A Donald Trump sono state presentate varie opzioni militari per l’Iran, incluso uno scenario che prevederebbe l’uccisione della guida suprema, l’ayatollah Ali Khamenei, e di suo figlio Mojtaba. Lo riporta Axios citando fonti informate. «Il presidente non ha ancora deciso di attaccare. Sta tenendo le sue opzioni aperte, Potrebbe decidere da un momento all’altro», hanno riferito alcuni funzionari americani.
L’amministrazione Trump sarebbe disposta a prendere in considerazione una proposta dell’Iran che consenta a Teheran un arricchimento nucleare “simbolico”, purché non lasci alcuna possibilità di arrivare all’arma nucleare. Lo scenario dell’arricchimento simbolico – sottolinea Axios – suggerisce che «potrebbe esserci un’apertura, anche se minima, tra le linee rosse fissate dagli Stati Uniti e dall’Iran per un accordo volto a limitare le capacità nucleari dell’Iran e prevenire la guerra». Allo stesso tempo, però, a Trump sono state appunto presentate opzioni militari che prevederebbero di colpire direttamente la Guida suprema iraniana, l’ayatollah Ali Khamenei.

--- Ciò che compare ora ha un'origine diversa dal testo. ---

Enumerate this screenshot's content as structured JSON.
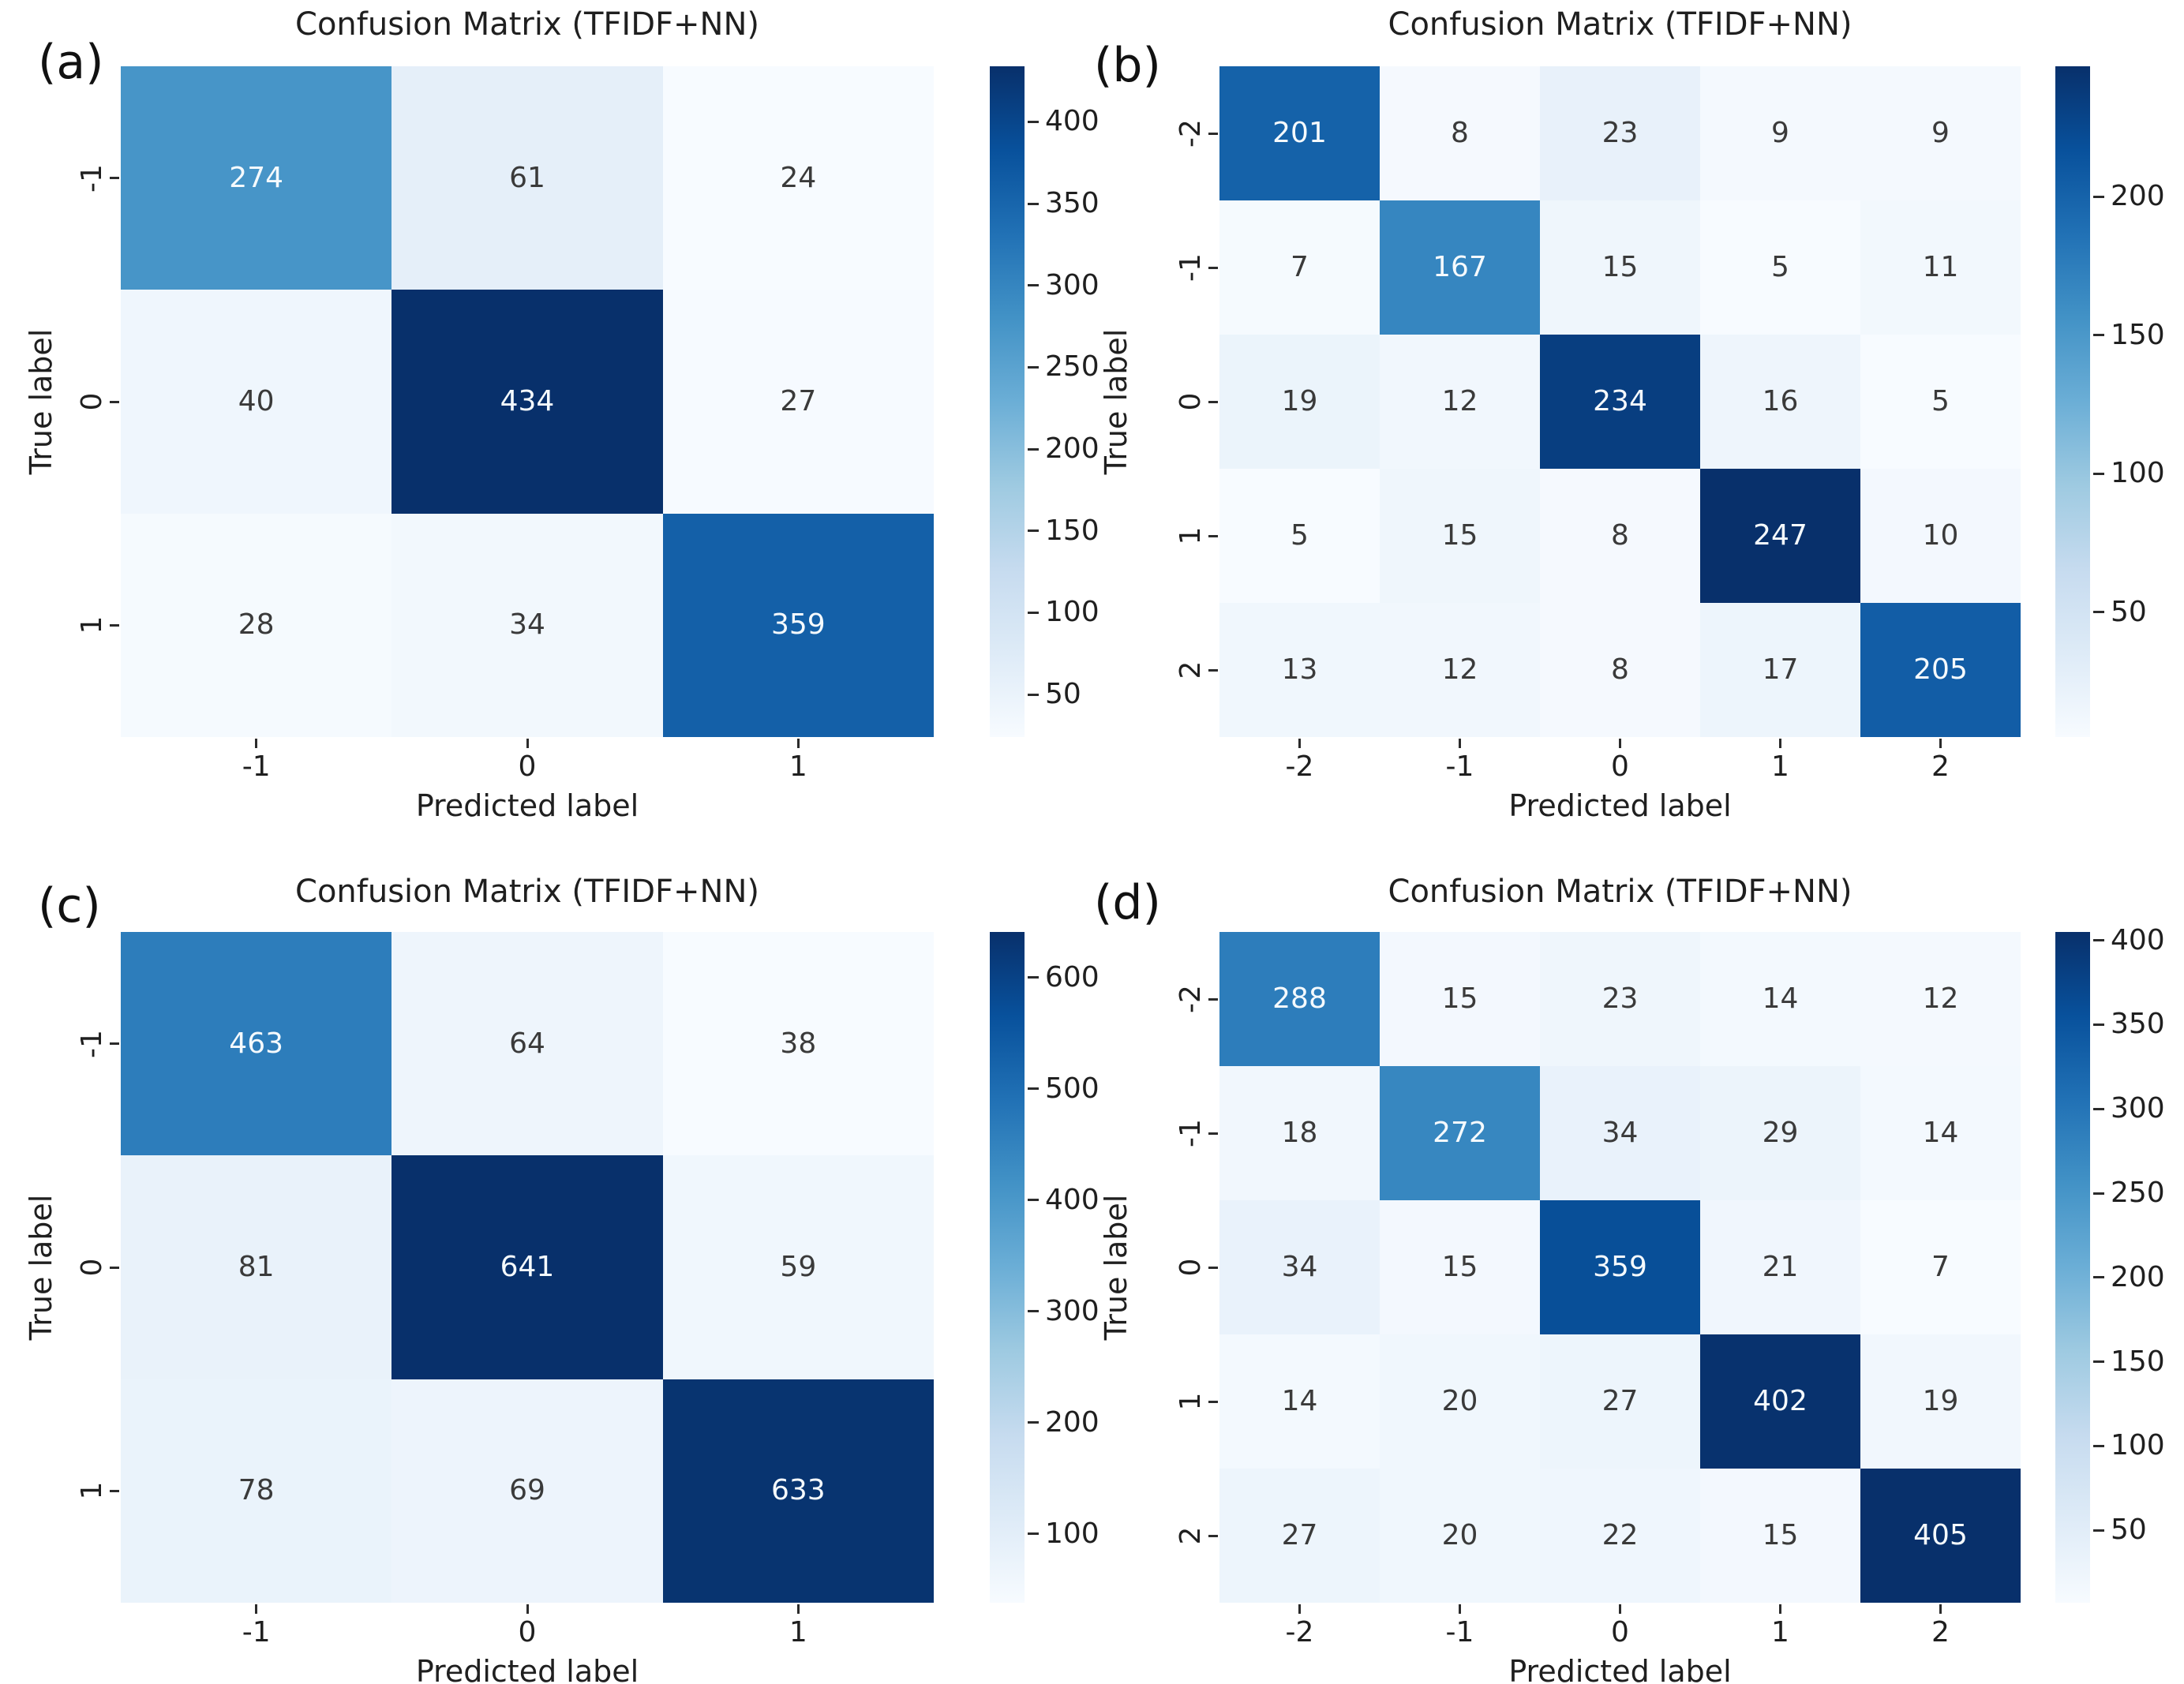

Un consigliere senior di Trump, citato da Axios, ha dichiarato: «Hanno qualcosa per ogni scenario. Uno scenario prevede l’eliminazione dell’ayatollah, di suo figlio e dei mullah» ma «nessuno sa cosa sceglierà il presidente. Non credo che lo sappia nemmeno lui». Il riferimento è a Khamenei e a suo figlio Mojtaba, considerato un potenziale successore.
Ci sono ancora spiragli per una de-escalation, però. Almeno sulla carta. Il presidente Usa, Donald Trump, «sarà pronto ad accettare un accordo con l’Iran che sia sostanziale e che possa vendere politicamente in patria. Se gli iraniani vogliono evitare un attacco, dovrebbero farci un’offerta che non possiamo rifiutare. Gli iraniani continuano a perdere l’occasione. Se continuano a giocare, non ci sarà molta pazienza», proseguono le fonti a Axios. Ieri il ministro degli Esteri iraniano, Abbas Araghchi, ha detto in un’intervista a Msnbc che una proposta iraniana sarebbe stata finalizzata «nei prossimi 2-3 giorni», ma funzionari statunitensi e israeliani hanno prospettato ad Axios che Trump potrebbe colpire l’Iran già questo fine settimana.